Was ist Sozialphobie?

   Krankhafte Schüchternheit, Soziale Angststörung oder Sozialphobie ist eine ganz normale medizinisch behandelbare Angststörung wie andere Erbleiden auch, beispielsweise Fettleibigkeit, zu hoher Blutdruck, Depression oder Alterszuckerkrankheit (Diabetes 2). Deshalb kann sie genau so gut mit Tabletten, Psychotherapie oder Selbstbehandlung behandelt werden wie sie.
   Wer Menschen mit einer Sozialen Angststörung nur für sehr schüchterne Menschen hält, wird ihrem Handicap nicht gerecht. Sie ist eine normale Störung, die durch Furcht vor übermäßig starken Angstzuständen in fast allen zwischenmenschlichen Situationen gekennzeichnet ist. Wie schwer sie vorhanden ist, wird von Psychologischen Psychotherapeuten oder Fachärzten für Psychotherapie und Psychiatrie (Psychiater) und Forschern üblicherweise mit Hilfe der Liebowitz Social Anxiety Scale diagnostiziert.
   Sozial ängstliche Menschen fürchten sich nicht nur chronisch davor, von anderen Leuten beobachtet, abschlägig beurteilt oder erniedrigt zu werden, sondern fürchten auch, sich durch ihr eigenes Verhalten und Benehmen in Verlegenheit zu bringen und zu blamieren. Ihre soziale Angst kann so gar so behindernd sein, dass sie durch sie in ihrer Arbeit, Schule und Freizeit benachteiligt sind. Die meisten Menschen mit diesem Handicap wissen zwar, dass ihre Angst mit anderen Leuten zusammen sein zu müssen, übermäßig groß und unbegründet ist.
   Soziale Angst kann nur in bestimmten Situationen auftreten - wie zum Beispiel Angst vor einer Gruppe sprechen zu müssen, in Gegenwart anderer Leute essen, trinken oder telefonieren zu müssen, auf der Straße jemanden nach dem Weg fragen oder allein ein Restaurant betreten zu müssen - oder, in seiner schwerwiegendsten Form, so allumfassend sein, dass sozial ängstliche Menschen fast immer Angst-Symptome haben, wenn sie mit anderen Leuten zusammen sein müssen. Im Extremfall kann ihr Handicap in völliger Zurückgezogenheit, Abkapselung und Isolation enden, weil sie nicht mehr aus dem Haus und unter Menschen gehen können.
   Sozialphobie kann sehr behindernd sein. Sie kann Betroffene sogar davon abhalten sich eine Arbeit zu suchen, zur Arbeit oder in die Schule zu gehen. Vielen fällt es auch extrem schwer gute enge Freunde zu finden.
   Symptome wie Erröten, übermäßiges Schwitzen oder Zittern begleiten oft die soziale Angst, einschließlich zu leises Sprechen, Mundtrockenheit, Übelkeit, Ekelgefühle, Brechreiz und Magenbeschwerden. Diese äußerlich erkennbaren Anzeichen erhöhen oft zusätzlich ihre Angst vor befürchteten Missbilligungen. Schon allein ihre Furcht vor diesen körperlichen Anzeichen kann einen Teufelskreis bilden. Sozialphobie verläuft oft in der eigenen Familie und kann mit Depression, Panikattacken und anderen mentalen Störungen Hand in Hand gehen.

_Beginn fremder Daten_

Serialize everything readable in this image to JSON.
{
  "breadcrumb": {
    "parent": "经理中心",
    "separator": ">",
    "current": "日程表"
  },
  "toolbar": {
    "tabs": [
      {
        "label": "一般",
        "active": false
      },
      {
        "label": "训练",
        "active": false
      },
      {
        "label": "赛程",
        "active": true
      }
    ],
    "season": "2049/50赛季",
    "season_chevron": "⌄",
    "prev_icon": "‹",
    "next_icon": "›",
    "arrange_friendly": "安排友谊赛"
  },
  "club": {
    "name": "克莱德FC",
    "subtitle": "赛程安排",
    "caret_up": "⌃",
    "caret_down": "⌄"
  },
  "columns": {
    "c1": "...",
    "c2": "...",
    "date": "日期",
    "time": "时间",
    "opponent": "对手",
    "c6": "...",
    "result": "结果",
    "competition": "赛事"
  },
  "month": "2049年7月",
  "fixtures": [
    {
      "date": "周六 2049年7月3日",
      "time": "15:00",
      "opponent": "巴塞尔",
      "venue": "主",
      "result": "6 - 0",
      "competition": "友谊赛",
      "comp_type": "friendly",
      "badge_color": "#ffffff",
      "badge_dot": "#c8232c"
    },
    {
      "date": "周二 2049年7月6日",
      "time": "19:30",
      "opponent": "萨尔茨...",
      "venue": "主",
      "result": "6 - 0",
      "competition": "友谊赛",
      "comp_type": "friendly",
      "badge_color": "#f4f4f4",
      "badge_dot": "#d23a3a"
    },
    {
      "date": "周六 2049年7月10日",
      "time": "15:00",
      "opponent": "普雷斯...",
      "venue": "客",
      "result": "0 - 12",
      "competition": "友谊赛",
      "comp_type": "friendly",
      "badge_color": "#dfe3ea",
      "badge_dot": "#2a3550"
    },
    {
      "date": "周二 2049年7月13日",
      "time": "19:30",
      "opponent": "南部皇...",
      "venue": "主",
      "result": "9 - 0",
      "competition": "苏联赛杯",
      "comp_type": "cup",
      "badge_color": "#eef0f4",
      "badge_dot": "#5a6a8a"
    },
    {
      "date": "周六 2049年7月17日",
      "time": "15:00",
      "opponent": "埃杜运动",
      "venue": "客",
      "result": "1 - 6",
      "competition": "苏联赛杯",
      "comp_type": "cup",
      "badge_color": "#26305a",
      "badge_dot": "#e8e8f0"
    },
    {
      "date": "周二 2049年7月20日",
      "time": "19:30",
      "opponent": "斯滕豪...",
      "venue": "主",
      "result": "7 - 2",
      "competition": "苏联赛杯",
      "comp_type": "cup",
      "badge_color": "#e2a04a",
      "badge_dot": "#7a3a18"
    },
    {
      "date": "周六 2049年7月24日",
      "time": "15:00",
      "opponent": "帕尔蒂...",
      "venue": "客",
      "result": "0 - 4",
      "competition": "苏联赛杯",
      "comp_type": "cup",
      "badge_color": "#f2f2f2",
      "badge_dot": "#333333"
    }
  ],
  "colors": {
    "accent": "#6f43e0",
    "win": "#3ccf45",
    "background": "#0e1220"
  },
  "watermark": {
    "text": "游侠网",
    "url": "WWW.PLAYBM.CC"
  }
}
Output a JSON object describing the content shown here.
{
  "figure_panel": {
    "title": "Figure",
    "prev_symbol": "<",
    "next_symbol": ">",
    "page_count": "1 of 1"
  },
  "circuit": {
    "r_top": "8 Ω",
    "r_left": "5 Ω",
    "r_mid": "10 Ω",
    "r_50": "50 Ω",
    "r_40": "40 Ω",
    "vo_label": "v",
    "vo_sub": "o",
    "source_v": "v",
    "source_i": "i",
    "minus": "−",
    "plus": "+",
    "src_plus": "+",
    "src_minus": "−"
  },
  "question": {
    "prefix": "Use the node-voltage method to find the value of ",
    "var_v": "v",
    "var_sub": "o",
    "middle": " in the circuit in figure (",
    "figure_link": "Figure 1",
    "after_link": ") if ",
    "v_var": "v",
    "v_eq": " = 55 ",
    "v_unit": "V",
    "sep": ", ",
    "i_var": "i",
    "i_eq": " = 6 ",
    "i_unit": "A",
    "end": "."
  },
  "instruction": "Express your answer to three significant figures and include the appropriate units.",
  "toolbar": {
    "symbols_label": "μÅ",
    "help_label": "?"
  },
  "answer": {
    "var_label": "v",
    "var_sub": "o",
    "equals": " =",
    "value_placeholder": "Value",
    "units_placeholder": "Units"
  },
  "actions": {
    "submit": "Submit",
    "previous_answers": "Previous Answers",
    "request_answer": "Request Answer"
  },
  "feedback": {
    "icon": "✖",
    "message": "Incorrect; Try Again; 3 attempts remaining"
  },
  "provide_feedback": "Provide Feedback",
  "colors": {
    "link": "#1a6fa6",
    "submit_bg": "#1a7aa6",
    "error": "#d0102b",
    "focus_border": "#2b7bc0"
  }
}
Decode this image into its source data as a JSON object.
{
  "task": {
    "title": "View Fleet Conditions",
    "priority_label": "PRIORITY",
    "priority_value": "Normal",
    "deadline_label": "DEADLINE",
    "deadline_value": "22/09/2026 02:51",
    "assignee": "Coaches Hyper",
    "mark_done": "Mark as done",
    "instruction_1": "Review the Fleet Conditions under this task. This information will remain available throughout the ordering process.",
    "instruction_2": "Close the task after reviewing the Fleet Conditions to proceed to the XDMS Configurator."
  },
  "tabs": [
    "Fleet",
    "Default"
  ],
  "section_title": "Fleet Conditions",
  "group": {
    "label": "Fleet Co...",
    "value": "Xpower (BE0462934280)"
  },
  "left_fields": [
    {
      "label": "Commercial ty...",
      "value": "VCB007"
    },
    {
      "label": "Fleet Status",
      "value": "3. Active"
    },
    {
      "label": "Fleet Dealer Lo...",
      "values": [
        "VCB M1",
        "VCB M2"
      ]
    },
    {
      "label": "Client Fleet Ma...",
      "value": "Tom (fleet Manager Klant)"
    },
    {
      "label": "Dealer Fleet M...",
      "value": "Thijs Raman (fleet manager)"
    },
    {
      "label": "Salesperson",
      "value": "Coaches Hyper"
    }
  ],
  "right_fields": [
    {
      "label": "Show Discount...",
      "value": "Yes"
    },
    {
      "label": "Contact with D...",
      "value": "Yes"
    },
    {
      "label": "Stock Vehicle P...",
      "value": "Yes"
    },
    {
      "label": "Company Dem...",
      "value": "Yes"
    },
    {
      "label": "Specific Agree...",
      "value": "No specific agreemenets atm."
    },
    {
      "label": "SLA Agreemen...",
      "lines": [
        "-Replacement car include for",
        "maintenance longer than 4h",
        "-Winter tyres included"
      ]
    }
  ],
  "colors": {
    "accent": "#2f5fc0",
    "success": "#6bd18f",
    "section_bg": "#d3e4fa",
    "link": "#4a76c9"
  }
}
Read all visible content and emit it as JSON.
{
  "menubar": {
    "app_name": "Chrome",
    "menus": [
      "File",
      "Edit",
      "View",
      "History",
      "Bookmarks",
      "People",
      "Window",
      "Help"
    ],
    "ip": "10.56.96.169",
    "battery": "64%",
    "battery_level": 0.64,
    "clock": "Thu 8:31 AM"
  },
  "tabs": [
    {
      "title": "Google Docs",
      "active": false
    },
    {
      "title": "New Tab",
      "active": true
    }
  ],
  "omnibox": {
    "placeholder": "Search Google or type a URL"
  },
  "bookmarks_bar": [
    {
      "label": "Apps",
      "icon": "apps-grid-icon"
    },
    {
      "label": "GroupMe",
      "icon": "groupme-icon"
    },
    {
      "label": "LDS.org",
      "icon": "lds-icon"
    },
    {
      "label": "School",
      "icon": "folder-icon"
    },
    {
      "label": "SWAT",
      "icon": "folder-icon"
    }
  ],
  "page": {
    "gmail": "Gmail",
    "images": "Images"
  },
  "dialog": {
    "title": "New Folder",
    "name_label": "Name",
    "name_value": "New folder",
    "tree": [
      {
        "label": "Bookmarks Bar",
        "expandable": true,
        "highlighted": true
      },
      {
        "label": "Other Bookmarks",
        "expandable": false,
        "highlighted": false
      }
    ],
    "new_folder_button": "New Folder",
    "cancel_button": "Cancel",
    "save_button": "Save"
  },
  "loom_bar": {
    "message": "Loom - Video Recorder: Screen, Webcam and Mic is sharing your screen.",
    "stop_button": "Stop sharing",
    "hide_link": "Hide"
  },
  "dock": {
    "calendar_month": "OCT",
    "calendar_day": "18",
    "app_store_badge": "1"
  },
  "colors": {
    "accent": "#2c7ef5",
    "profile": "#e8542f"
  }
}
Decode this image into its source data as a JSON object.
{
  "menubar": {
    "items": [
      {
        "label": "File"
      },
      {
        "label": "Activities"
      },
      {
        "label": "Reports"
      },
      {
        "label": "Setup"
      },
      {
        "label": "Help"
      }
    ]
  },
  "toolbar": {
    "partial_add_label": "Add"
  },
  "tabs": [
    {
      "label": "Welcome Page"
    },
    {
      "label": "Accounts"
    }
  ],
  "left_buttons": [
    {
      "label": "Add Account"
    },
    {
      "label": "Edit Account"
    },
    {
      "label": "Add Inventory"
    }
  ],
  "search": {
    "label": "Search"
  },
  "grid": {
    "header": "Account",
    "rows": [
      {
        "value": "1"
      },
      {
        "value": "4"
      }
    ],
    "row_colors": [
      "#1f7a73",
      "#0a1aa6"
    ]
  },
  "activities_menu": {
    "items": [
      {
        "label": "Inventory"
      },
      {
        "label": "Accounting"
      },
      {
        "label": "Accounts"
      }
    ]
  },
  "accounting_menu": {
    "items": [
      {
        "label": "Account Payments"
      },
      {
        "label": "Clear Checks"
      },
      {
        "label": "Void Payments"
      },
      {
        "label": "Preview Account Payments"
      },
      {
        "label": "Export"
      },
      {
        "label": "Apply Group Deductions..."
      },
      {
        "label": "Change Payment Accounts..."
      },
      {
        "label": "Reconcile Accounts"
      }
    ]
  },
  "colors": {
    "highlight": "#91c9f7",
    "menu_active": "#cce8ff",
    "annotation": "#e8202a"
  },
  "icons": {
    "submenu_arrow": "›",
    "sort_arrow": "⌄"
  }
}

Welche anderen Leiden können mit Sozialer Angststörung einhergehen?

   Sozialphobie kann mit viel zu wenig angenehmen Gefühlen, Erlebnissen, chronisch schlechter Stimmung seit mindestens zwei Jahren (Dysphorie, "leichte" Depression), zu geringem Selbstwertgefühl, und mittel schwerer bis schwerer Depression (Selbstmordgefahr) einhergehen. Manche sozial ängstliche Menschen trinken zuviel Alkohol oder nehmen Drogen, die süchtig machen können. Einige können zusätzlich auch unter anderen medizinisch behandelbaren Angststörungen wie Panikattacken, Ess-, Brechsucht (Bulimie) oüder zwanghafter Wiederholungsstörung leiden.

Bin ich der Einzige mit dieser behandelbaren Angststörung?

   Nein. Das sind Sie nicht. Sie sind nicht allein. Jeder kann sie haben. Mehr als 3,7 % der Amerikaner im Alter zwischen 18 und 65 Jahren - ungefähr 5,3 Millionen Amerikaner - leiden jedes Jahr unter Sozialer Angststörung.
   Obwohl sie bei Frauen doppelt so häufig vorkommt wie bei Männern, suchen viel mehr Männer praktische Hilfe. Der Grund dafür ist ganz einfach der, dass sozial ängstlich zu sein für Männer - nicht aber für Frauen - unvereinbar mit ihrer Geschlechterrolle ist, die sie nun mal in unserer Gesellschaft zu spielen haben und der gängigen Vorstellung von einem "richtigen Mann" entspricht. Deshalb sind sozial ängstliche Männer - im Gegensatz zu Frauen - auch doppelt benachteiligt. Zusätzlich erhalten sie wenig bis gar kein Ansehen, Anerkennung und Hochachtung von ihren Gleichaltrigen, einen unteren Rang in ihrem Bekanntenkreis und zwar unabhängig davon wie viel Geld sie verdienen oder haben, was sie können oder ihren sportlichen, schulischen und beruflichen Leistungen. Mehr ...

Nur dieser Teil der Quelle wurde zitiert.